I am reaching the end reading this very unusual but highly interesting book. The author Claire L. Parkinson is a researcher (ex-researcher?) at Nasa’s Goddard Space Flight Center, specializing in sea-ice problems. She is an IPCC co-author and certainly can not be labeled a “skeptic”. Calling her “alarmist” also would be wrong. She very strongly defends the skeptics rights and raison d’être, even if she does not agree with many of their opinions.
Her (may be muted, but nevertheless very outspoken) sympathy for skeptical minds is “rewarded” by a rather strange foreword of Prof. Lonnie G. Thomson, who dissociates herself from the author’s too liberal (= consensus critical) penchant.
It is a big book of ca. 300 pages, covering a very broad range of subjects. The author starts by a large part relating the evolution of earth’s climate and it’s often abrupt changes. There is nothing new here, but the presentation is very readable. I especially liked her chapter on the skeptics (like Lindzen, Singer, Spencer) and on the problems of climate modeling. She deplores the rough handling most skeptics get by the mainstream scientists (comfortably nested in their cosy consensus club); she also gets angry when these people are declared stooges of the oil industry, revealing that mainstream scientists can get (and get) whatever funding from these industries without anybody of the consensus crew taking concern.
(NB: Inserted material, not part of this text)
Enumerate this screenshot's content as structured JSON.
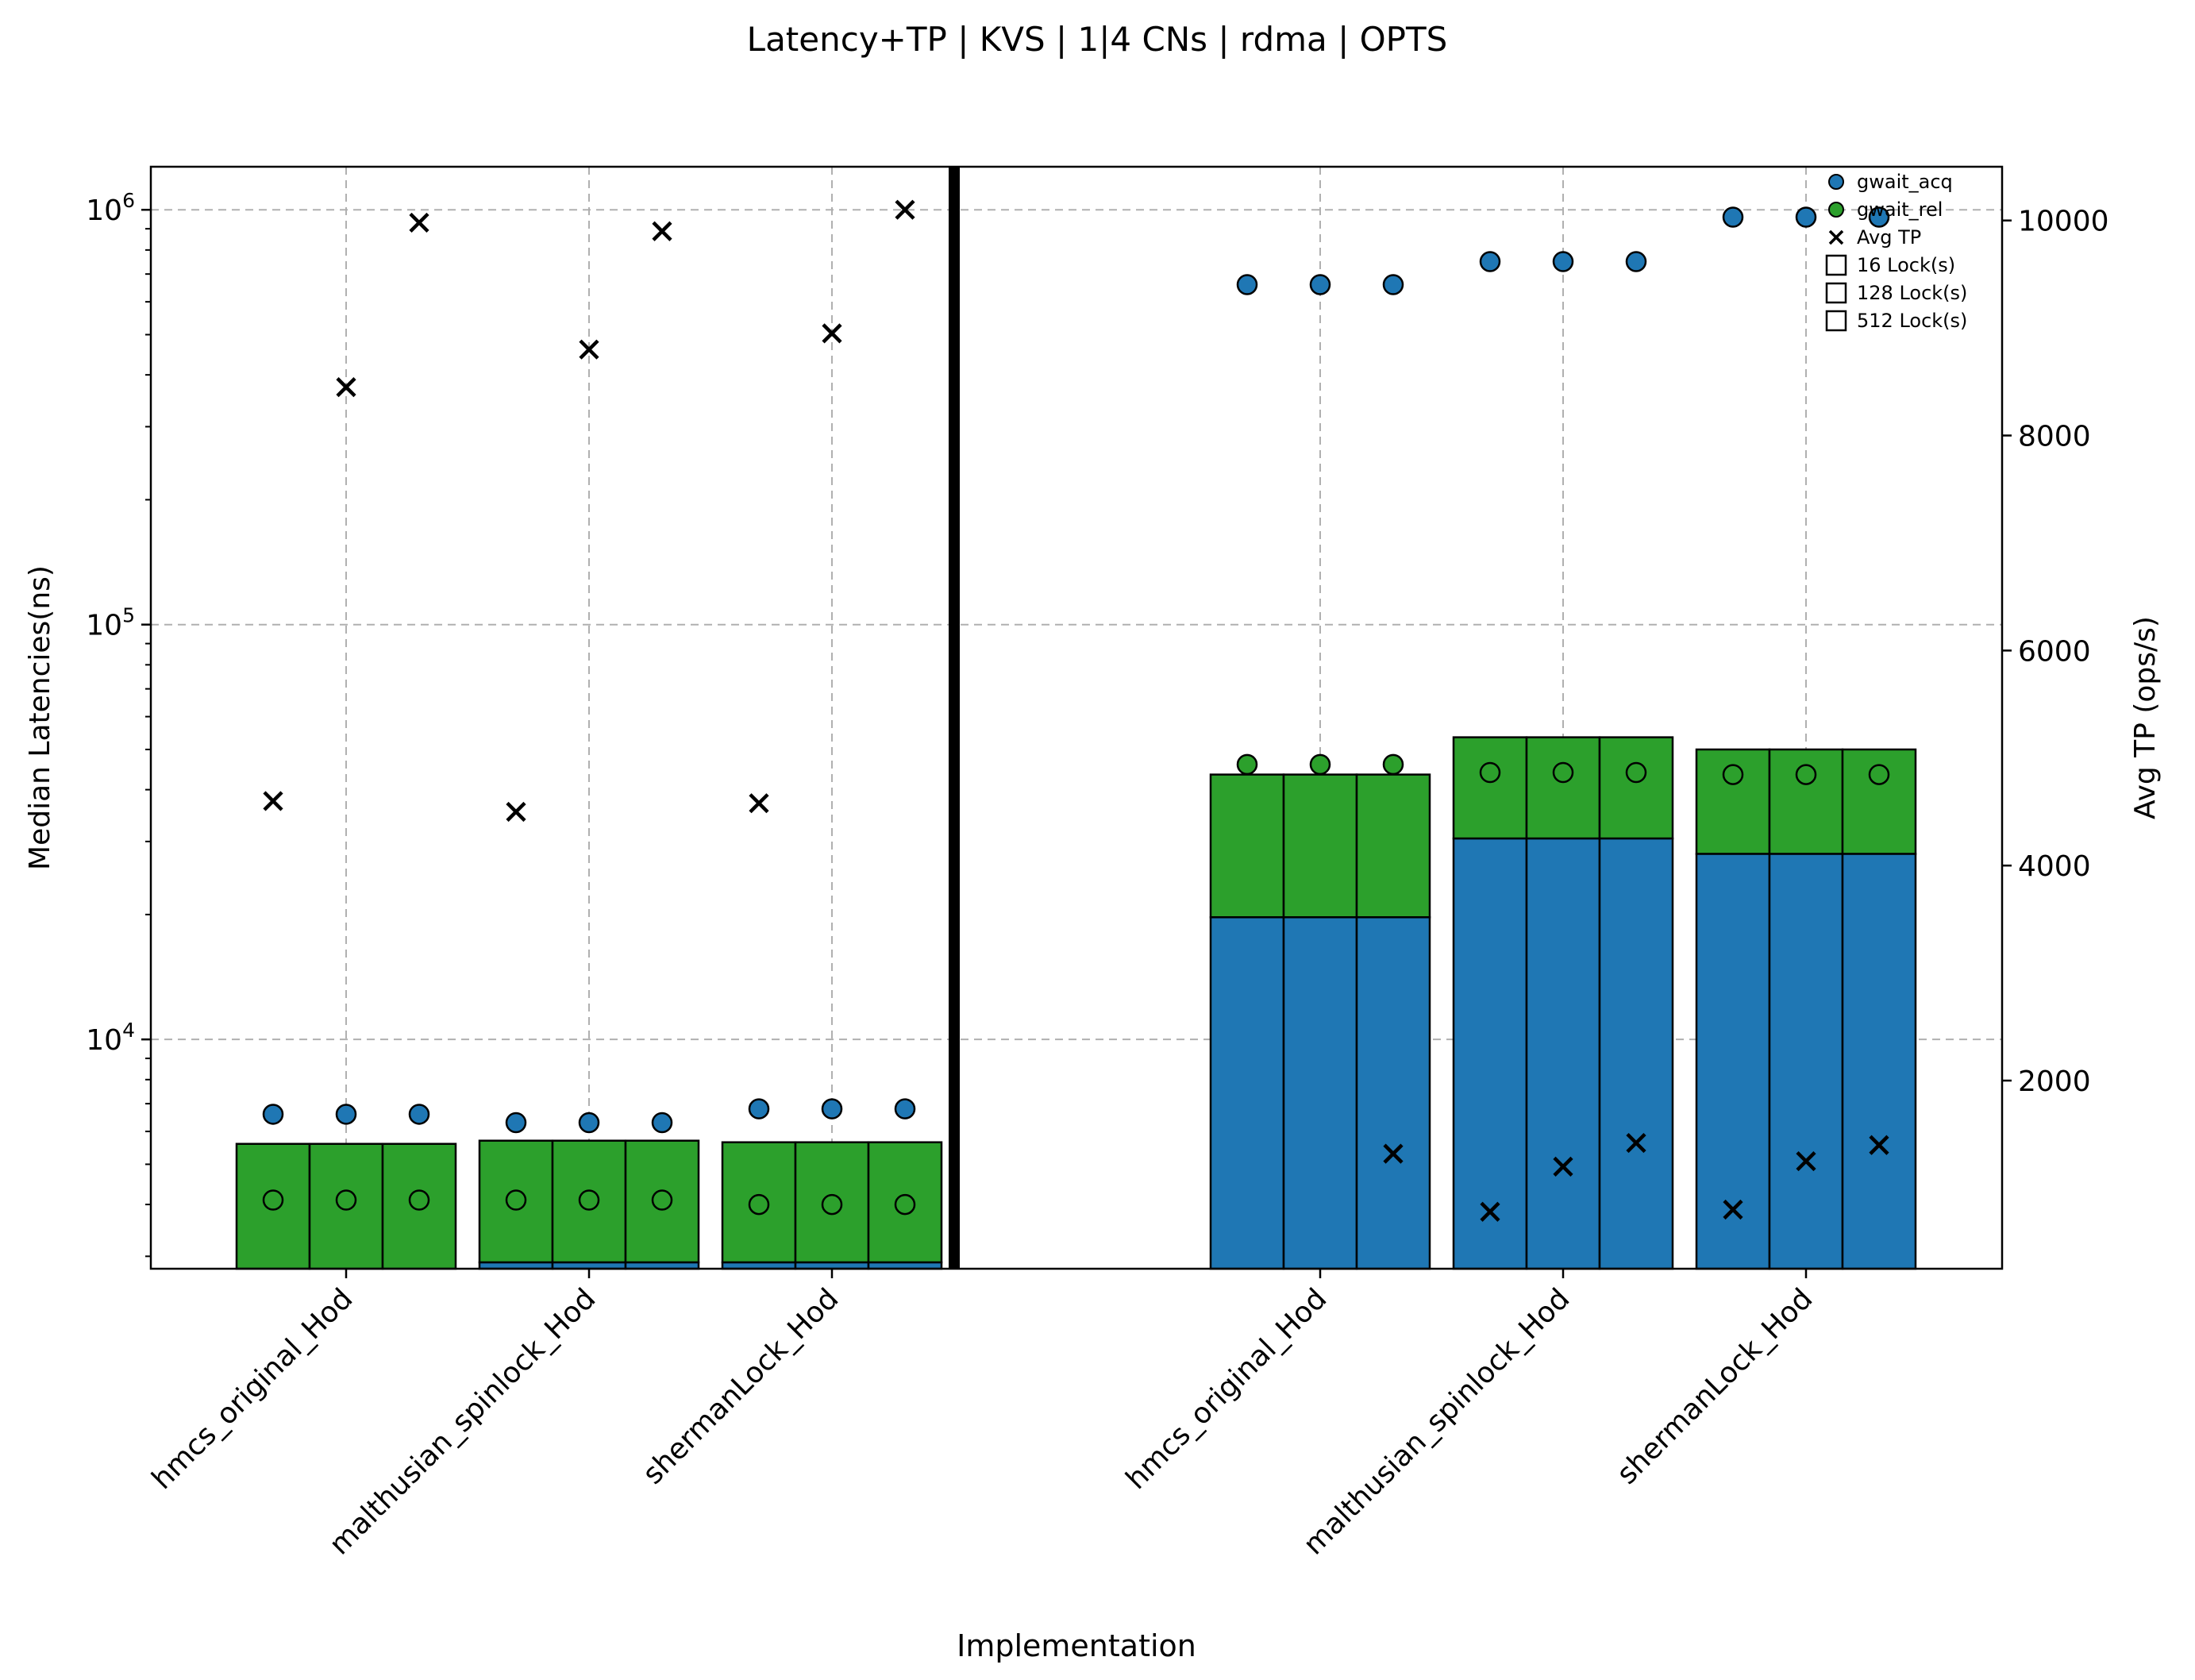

Her chapter on the problems and pitfalls of modelling is extremely interesting to read, as she begins by a personal experience (modeling polnyas) which showed how hasty conclusions from models can be way out of the mark. She also deplores the rushing into print of partial research results, which often are again faulted a couple of months later.
The book was intended as a warning not to embark in grandiose geo-engineering projects, as there are so many lessons of the past showing how awfully wrong such schemes may go. These warnings, with illustrative examples, are talked about up and again, but I appreciate that they only make a small part of this book.
I am not in line with everything the author writes or thinks; but this book is such a refreshing and surprising venture coming from a community were liberal minds are not always welcome. To be recommended!